Differential diagnosis

  • Chondrosarcoma:
    • May be confused with chondroid chordoma but will be negative for epithelial markers (Cytokeratin / EMA) and brachyury;
    • Unlike chordoma, chondrosarcoma may demonstrate IDH1 or IDH2 mutations
    • Features
      Chordomas
      Chondrosarcoma
      Location
      Centre clival
      Para-central petro-occipital fissure
      Origin
      Notochordal
      Mesenchymal
      Cells
      Physaliphorous cells
      Chondrocytes
      DWI MRI
      Restricts more
      Restricts less
  • Metastatic carcinoma: usually negative for S100 protein and brachyury
    • Not usually lobulated with myxoid stroma
    • Usually positive for "origin specific markers" (PAX8 in renal cell carcinoma, TTF1 in metastatic pulmonary adenocarcinoma, etc)
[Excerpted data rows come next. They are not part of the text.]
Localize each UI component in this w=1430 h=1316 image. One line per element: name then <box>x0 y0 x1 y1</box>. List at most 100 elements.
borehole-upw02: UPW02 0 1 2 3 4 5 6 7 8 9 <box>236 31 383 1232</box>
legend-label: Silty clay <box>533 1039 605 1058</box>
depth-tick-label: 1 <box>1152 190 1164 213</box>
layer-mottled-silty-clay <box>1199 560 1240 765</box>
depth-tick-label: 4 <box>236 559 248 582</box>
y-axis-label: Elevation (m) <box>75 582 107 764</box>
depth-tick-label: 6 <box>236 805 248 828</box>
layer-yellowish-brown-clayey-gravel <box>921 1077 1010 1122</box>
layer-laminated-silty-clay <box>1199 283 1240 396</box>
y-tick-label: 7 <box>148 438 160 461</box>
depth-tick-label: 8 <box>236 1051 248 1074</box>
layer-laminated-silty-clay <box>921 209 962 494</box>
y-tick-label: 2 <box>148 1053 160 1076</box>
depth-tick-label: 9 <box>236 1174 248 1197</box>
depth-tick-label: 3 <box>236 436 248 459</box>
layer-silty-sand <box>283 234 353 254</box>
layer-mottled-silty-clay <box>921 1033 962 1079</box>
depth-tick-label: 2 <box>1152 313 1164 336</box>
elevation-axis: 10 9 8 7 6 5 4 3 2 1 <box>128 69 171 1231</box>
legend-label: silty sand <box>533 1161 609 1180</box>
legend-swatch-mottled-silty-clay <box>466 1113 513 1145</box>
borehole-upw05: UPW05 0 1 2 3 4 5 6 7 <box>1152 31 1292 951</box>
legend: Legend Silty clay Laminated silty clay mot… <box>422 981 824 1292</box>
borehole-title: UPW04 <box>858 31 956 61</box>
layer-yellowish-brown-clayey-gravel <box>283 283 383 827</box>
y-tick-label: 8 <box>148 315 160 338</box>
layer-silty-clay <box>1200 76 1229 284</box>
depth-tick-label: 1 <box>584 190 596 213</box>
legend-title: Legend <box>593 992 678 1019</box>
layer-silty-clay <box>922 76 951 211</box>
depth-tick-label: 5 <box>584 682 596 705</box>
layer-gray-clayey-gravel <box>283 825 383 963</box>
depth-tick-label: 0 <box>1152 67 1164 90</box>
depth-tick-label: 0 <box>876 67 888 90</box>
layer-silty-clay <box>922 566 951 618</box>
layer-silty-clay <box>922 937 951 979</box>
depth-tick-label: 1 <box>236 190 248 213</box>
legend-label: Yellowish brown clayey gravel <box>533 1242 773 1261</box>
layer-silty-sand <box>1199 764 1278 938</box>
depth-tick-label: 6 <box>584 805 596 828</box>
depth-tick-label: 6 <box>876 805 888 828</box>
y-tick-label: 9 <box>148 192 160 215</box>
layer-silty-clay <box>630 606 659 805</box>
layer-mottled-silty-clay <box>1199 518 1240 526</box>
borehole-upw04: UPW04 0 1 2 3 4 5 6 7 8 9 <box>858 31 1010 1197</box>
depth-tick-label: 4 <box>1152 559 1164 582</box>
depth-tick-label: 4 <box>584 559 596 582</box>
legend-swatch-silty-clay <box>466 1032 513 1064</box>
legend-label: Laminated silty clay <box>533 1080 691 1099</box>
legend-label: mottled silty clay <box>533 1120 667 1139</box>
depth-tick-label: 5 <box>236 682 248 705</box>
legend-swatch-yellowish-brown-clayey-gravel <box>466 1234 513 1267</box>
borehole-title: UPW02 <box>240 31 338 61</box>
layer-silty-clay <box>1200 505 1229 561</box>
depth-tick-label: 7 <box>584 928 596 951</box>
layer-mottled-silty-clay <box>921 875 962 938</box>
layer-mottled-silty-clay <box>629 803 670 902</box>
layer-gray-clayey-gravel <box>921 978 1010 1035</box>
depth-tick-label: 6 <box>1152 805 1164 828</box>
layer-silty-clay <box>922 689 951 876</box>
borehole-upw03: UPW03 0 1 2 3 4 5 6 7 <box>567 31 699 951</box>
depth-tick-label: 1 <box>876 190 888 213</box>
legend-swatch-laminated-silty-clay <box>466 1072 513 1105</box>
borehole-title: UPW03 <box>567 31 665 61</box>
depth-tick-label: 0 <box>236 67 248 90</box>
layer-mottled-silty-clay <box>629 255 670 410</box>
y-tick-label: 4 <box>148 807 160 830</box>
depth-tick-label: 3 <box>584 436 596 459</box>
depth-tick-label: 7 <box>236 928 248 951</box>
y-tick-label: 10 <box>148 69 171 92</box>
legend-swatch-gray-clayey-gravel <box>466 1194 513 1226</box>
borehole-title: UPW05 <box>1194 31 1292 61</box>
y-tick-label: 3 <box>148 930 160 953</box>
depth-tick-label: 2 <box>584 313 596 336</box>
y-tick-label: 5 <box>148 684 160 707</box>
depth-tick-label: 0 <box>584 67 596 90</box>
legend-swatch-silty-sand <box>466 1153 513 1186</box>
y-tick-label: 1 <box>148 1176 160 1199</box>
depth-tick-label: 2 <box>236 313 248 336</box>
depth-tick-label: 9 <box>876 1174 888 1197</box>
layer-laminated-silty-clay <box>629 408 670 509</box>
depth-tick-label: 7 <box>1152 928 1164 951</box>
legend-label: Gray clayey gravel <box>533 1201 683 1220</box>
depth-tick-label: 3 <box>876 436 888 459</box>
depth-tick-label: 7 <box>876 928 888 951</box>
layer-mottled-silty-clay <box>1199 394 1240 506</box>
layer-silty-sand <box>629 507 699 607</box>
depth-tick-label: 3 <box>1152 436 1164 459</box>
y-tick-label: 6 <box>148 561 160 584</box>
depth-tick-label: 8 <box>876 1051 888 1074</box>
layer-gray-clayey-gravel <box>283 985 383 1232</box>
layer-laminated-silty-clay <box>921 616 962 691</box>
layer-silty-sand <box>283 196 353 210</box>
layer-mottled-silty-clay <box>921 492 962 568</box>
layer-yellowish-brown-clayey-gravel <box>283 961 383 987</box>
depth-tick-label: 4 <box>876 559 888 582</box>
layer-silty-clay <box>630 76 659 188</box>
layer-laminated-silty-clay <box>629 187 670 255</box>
    • Correlate with chest, abdomen and pelvic imaging
  • Myxopapillary ependymoma:
    • Involves the sacral region but negative for epithelial markers
  • Craniopharyngiomas
    • are said to arise from squamous cell rests from Rathke’s pouch, Chordomas are tumours of the notochord remnant cells.
  • Ecchordosis physaliphora
      • Gross image of skull base showing the optic chiasm (left center), basilar artery (left), and a focal gelatinous mass adjacent to the basilar artery.
      • Such incidental notochordal rests (remnants) can be seen in 1-2% of autopsies usually located in the retroclival prepontine region, but can be found anywhere from the skull base to the sacrum.
      • Ecchordosis physaliphora arise from remaining notochord cells along the axis of the spine after embryogenesis.
        • Unfortunately, ecchordosis physaliphora and chordoma are histologically indistinguishable, other than by examining the margins, the later demonstrating infiltrative growth.